Edmund Gettier passed away last month.
Gettier was best known for a short 1963 article on epistemology, which set off whole new lines of thought.
He doesn't get on lists of "greatest philosophers of [specific period or country.]" He is too much of a one-trick pony for that. But: what a trick!
Since Plato's time, "justified true belief" or some quite similar phrase has been taken as a sensible definition of Knowledge.
Gettier's paper made the case that this doesn't work. There are lots of situations in which someone can have a belief that is both justified and true, but in which understanding the whole situation that makes it so will cause us to doubt, or outright to deny, that the situation deserves the title "knowledge."
I won't explain his argument now, but will assume it as a given for the following that he made his point. Does it follow we are bound to adopt some other definition?

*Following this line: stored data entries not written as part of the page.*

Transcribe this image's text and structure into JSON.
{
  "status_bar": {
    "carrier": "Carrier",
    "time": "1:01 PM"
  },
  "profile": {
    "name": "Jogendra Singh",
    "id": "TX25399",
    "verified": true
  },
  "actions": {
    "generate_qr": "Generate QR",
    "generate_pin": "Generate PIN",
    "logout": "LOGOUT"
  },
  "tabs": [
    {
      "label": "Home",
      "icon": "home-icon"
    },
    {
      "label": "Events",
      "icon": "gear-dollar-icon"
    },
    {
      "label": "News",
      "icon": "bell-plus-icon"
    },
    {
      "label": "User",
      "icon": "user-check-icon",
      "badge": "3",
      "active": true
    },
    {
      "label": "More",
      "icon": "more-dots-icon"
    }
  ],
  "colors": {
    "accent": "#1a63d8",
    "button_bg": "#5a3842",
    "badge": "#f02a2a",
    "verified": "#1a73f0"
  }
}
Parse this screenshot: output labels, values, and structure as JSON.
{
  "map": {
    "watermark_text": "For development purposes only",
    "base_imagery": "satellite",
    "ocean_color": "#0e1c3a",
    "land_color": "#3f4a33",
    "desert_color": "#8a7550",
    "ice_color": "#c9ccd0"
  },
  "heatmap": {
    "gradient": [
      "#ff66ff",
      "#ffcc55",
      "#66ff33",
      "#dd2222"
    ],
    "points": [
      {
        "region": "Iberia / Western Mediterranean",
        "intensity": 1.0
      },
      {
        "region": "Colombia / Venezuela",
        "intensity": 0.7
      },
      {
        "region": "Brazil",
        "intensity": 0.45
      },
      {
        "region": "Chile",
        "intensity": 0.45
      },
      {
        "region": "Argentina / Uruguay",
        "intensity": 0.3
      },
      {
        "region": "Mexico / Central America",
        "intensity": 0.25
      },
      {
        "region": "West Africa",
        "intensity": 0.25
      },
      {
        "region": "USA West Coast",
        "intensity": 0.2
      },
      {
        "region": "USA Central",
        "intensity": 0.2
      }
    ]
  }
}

We could just say, in a Wittgensteinian fashion, that the uses of the word "knowledge" have at most a family resemblance to one another, and that as we look at distant pairs of branches of this family tree the resemblance fades, so it shouldn't surprise or dismay us that there is no definition of knowledge that does not yield counter-examples. Even devastating ones.

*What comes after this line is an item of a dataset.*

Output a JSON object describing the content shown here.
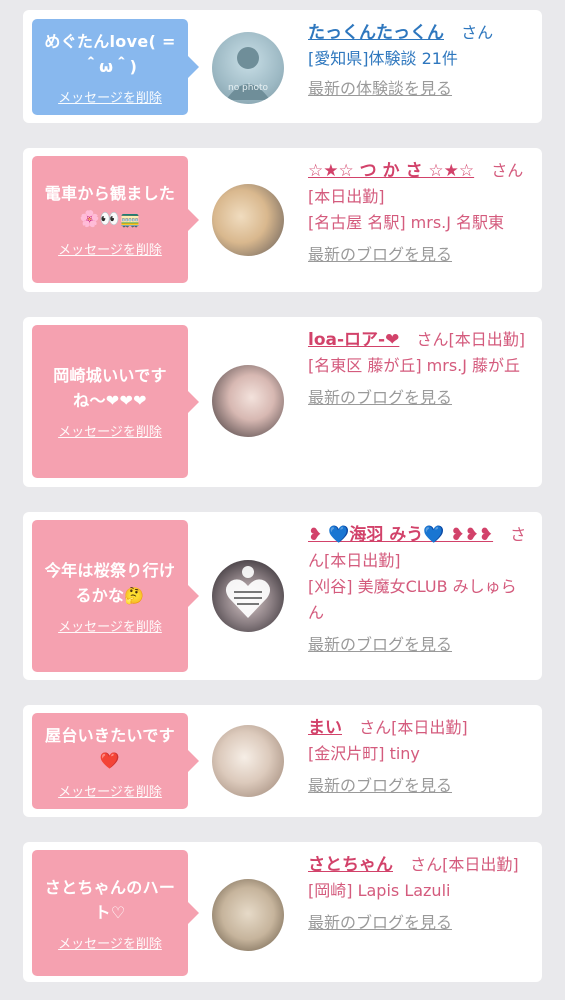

But ... just because we can dissolve a question in this way, it doesn't follow that we should. Perhaps there is something to be gained before we have any business leaving the fly-bottle. Think of the branches of a literal tree, as in the photo above. The ends of different branches are very far away from one another. But there is a core, the trunk, of the tree.
The trunk of the Gettier problems, I submit, is that they elevate the justification of a belief above its cause. They keep the discussion internal to a believer's belief system, whereas perhaps the true understanding of knowledge would be an external one, focused on what has caused that belief system to be what it is.
Enough of that for now, though. RIP, Prof. Gettier.